One thing I’ve noticed about pop-academic books is the sneaky way they use studies.
I don’t think it’s intentionally sneaky, as you’ve got to use what’s available and if your only conclusion was “It’s unclear”, you wouldn’t have a book. Still, it’s easy to over-value the conclusions of books that lean on lots of research because of the sheer volume of studies cited.
Often each individual study is fraught with problems, and the authors sometimes admit as much. You might read something like this,
“One study, which didn’t directly examine this topic, but was following a sort of similar thing 20 years ago, although controversial and some say non-reproducible, might not have had the proper data collecting methods and didn’t control for X,Y, and Z, but seemed to show a relationship like this, and that kind of seems to imply this other relationship I’m talking about. Of course it’s not definitive so take it with a grain of salt, but even if just roughly, directionally true, it at least doesn’t disprove my theory.”
OK, so that one instance is fine. The author admits it’s not a great study or definitive proof, but throws it out as sort of some tiny sliver of possibly admissible evidence. You take it with the recommended grain of salt and move on. Then they cite another study with a similar disclaimer about it’s flaws and limitations. Then another. By the end of the chapter, 20 individually shitty studies subconsciously pile up in your mind as one big near-definitive proof.
But 20 studies with a low probability of proof don’t add up together to equal one with a high probability of proof.
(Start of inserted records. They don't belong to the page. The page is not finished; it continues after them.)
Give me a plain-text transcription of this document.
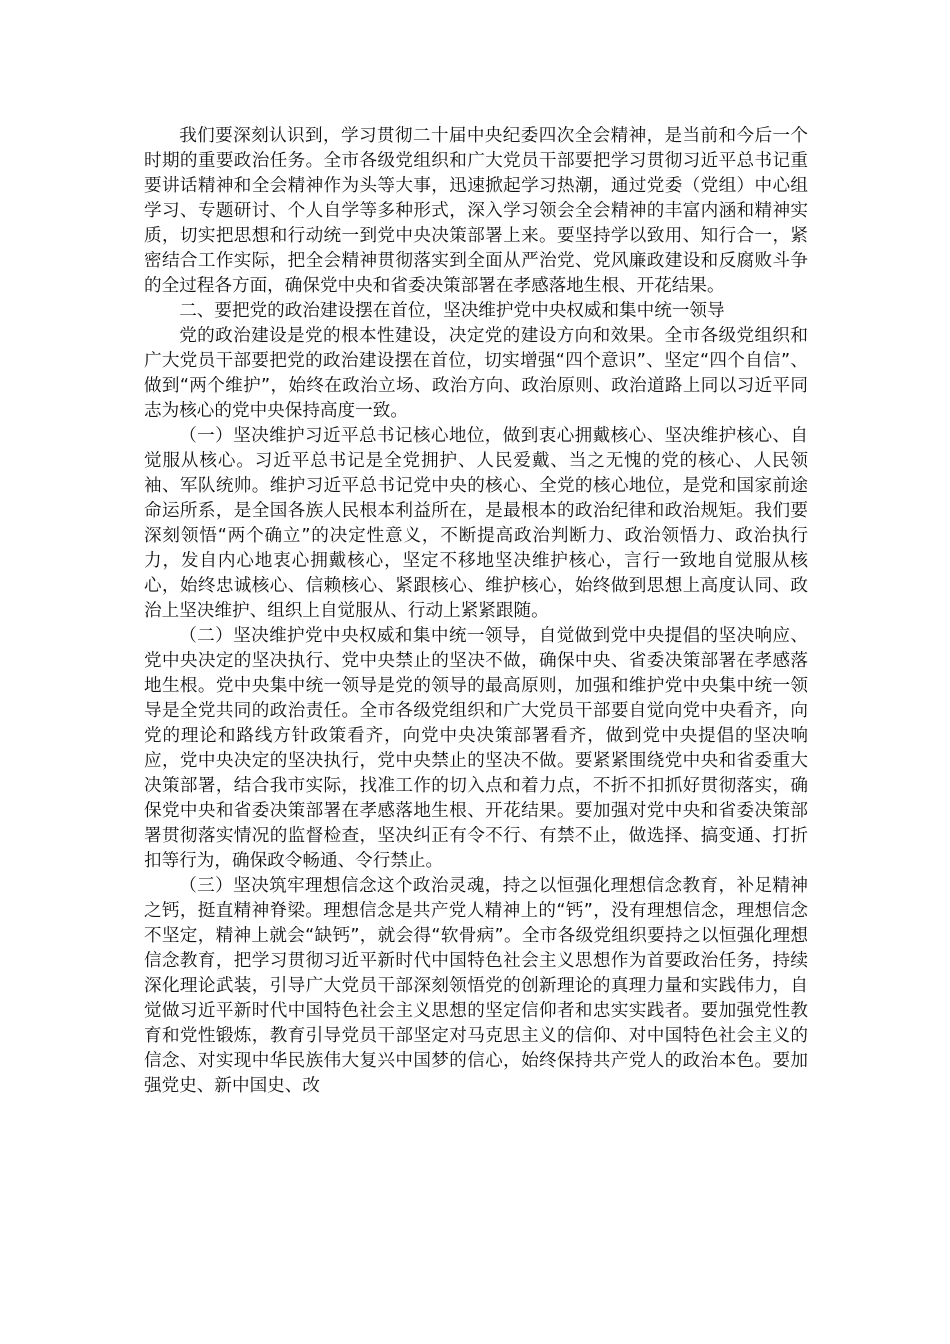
我们要深刻认识到，学习贯彻二十届中央纪委四次全会精神，是当前和今后一个时期的重要政治任务。全市各级党组织和广大党员干部要把学习贯彻习近平总书记重要讲话精神和全会精神作为头等大事，迅速掀起学习热潮，通过党委（党组）中心组学习、专题研讨、个人自学等多种形式，深入学习领会全会精神的丰富内涵和精神实质，切实把思想和行动统一到党中央决策部署上来。要坚持学以致用、知行合一，紧密结合工作实际，把全会精神贯彻落实到全面从严治党、党风廉政建设和反腐败斗争的全过程各方面，确保党中央和省委决策部署在孝感落地生根、开花结果。

二、要把党的政治建设摆在首位，坚决维护党中央权威和集中统一领导

党的政治建设是党的根本性建设，决定党的建设方向和效果。全市各级党组织和广大党员干部要把党的政治建设摆在首位，切实增强“四个意识”、坚定“四个自信”、做到“两个维护”，始终在政治立场、政治方向、政治原则、政治道路上同以习近平同志为核心的党中央保持高度一致。

（一）坚决维护习近平总书记核心地位，做到衷心拥戴核心、坚决维护核心、自觉服从核心。习近平总书记是全党拥护、人民爱戴、当之无愧的党的核心、人民领袖、军队统帅。维护习近平总书记党中央的核心、全党的核心地位，是党和国家前途命运所系，是全国各族人民根本利益所在，是最根本的政治纪律和政治规矩。我们要深刻领悟“两个确立”的决定性意义，不断提高政治判断力、政治领悟力、政治执行力，发自内心地衷心拥戴核心，坚定不移地坚决维护核心，言行一致地自觉服从核心，始终忠诚核心、信赖核心、紧跟核心、维护核心，始终做到思想上高度认同、政治上坚决维护、组织上自觉服从、行动上紧紧跟随。

（二）坚决维护党中央权威和集中统一领导，自觉做到党中央提倡的坚决响应、党中央决定的坚决执行、党中央禁止的坚决不做，确保中央、省委决策部署在孝感落地生根。党中央集中统一领导是党的领导的最高原则，加强和维护党中央集中统一领导是全党共同的政治责任。全市各级党组织和广大党员干部要自觉向党中央看齐，向党的理论和路线方针政策看齐，向党中央决策部署看齐，做到党中央提倡的坚决响应，党中央决定的坚决执行，党中央禁止的坚决不做。要紧紧围绕党中央和省委重大决策部署，结合我市实际，找准工作的切入点和着力点，不折不扣抓好贯彻落实，确保党中央和省委决策部署在孝感落地生根、开花结果。要加强对党中央和省委决策部署贯彻落实情况的监督检查，坚决纠正有令不行、有禁不止，做选择、搞变通、打折扣等行为，确保政令畅通、令行禁止。

（三）坚决筑牢理想信念这个政治灵魂，持之以恒强化理想信念教育，补足精神之钙，挺直精神脊梁。理想信念是共产党人精神上的“钙”，没有理想信念，理想信念不坚定，精神上就会“缺钙”，就会得“软骨病”。全市各级党组织要持之以恒强化理想信念教育，把学习贯彻习近平新时代中国特色社会主义思想作为首要政治任务，持续深化理论武装，引导广大党员干部深刻领悟党的创新理论的真理力量和实践伟力，自觉做习近平新时代中国特色社会主义思想的坚定信仰者和忠实实践者。要加强党性教育和党性锻炼，教育引导党员干部坚定对马克思主义的信仰、对中国特色社会主义的信念、对实现中华民族伟大复兴中国梦的信心，始终保持共产党人的政治本色。要加强党史、新中国史、改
The disclaimers are responsible, and it’s not out of bounds to cite as weak supporting evidence an imperfect study. Still, if you stack up enough of them, it creates the impression for some kind of powerful “Every smart scientific person who has ever done a study has found this conclusion or something like it and you can’t escape it” that is unwarranted.
I don’t know that the writer can or should do much about this problem, except maybe build the bones of the argument with logic alone, then cite studies only as examples of possible manifestations of the theory, instead of beginning with the studies. But it behooves us as readers to beware. Adding two or ten bad studies together doesn’t equal one good study.